Il était midi trente quand une maman que j’apprécie beaucoup, venue avec ses trois filles, et restée pour nous aider à ranger, a finalement réussi à venir à bout des serrures capricieuses des deux portes de la salle paroissiale. Avec Victoire, nous sommes retournées au presbytère et avons glissé les clés dans la boîte aux lettres. Dans la voiture, sur le chemin du retour, nous étions heureuses d’avoir passé un si agréable moment de partage. Je n’ai jamais été une grande adepte de la messe et je me sens infiniment plus utile et plus proche de Jésus en animant l’éveil à la foi qu’en assistant à la messe. Lors des prochaines réunions, nous aborderons l’Afrique et l’Asie. J’espère que le Père Didier, originaire du Congo, pourra venir nous parler de son pays. Pour l’Asie, je demanderai à une ancienne institutrice de Céleste de venir nous parler du Cambodge où, tous les étés, elle s’occupe d’enfants.

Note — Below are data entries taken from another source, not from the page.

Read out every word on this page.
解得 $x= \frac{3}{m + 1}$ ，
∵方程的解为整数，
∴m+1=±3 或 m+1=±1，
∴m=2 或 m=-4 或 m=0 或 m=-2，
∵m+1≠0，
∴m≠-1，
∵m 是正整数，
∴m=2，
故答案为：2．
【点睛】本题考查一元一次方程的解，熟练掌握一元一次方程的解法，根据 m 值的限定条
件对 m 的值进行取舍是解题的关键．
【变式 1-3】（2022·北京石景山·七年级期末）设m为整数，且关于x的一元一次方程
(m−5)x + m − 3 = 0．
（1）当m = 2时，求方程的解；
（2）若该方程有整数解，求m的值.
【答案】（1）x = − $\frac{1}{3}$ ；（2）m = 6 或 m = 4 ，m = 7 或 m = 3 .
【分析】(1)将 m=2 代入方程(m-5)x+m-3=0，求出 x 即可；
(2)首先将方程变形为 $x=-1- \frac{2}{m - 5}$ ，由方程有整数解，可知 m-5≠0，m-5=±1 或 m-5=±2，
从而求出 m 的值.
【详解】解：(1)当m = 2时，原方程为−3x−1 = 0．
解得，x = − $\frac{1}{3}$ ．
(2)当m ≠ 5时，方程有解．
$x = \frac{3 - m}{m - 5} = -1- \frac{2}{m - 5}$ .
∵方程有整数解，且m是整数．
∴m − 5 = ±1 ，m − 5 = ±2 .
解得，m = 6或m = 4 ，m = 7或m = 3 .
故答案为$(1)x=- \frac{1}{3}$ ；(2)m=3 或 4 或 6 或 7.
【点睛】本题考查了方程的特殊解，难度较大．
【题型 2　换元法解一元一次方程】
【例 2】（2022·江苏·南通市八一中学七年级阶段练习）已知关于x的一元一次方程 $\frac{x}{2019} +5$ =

Après le déjeuner, les enfants ont installé la crèche sur un tapis de feuilles ayant séché, comme tous les ans, entre les pages d’un vieux Larousse illustré par Christian Lacroix. Ils ont disposé les santons provençaux signés par Carbonel dans une forêt de petites pommes de pin, après les avoir libérés de leur feuille de sopalin. Et, les voyant reparaître les uns après les autres, les paroles de la chanson du Noël provençal interprétée par Tino Rossi et Fernandel se sont invitées sur le bout de ma langue et j’ai murmuré : « dans une boîte en carton sommeillent les petits santons, le berger, le rémouleur et l’enfant-Jésus rédempteur, le Ravi qui le vit est toujours ravi. Les moutons en coton sont serrés au fond. » Comme à chaque fois, les enfants ont commenté chaque santon riant de certains noms comme avec le couple de vieux « Grasset et Grassette ». Il a fallu que je leur redise que la plupart des santons ont mon âge car ils m’ont été offerts à ma naissance et que d’autres l’ont été par leur grand-mère qui va à une foire aux santons qui se tient à Sceaux du 6 au 15 décembre. L’ange que Victoire avait voulu faire tenir en équilibre sur le dessus de l’étable est tombé et elle a fondu en larmes le croyant brisé et sachant mon attachement à « mes » santons. Mais, un miracle s’est produit : quand Céleste a ramené l’ange de derrière le radiateur il était intact.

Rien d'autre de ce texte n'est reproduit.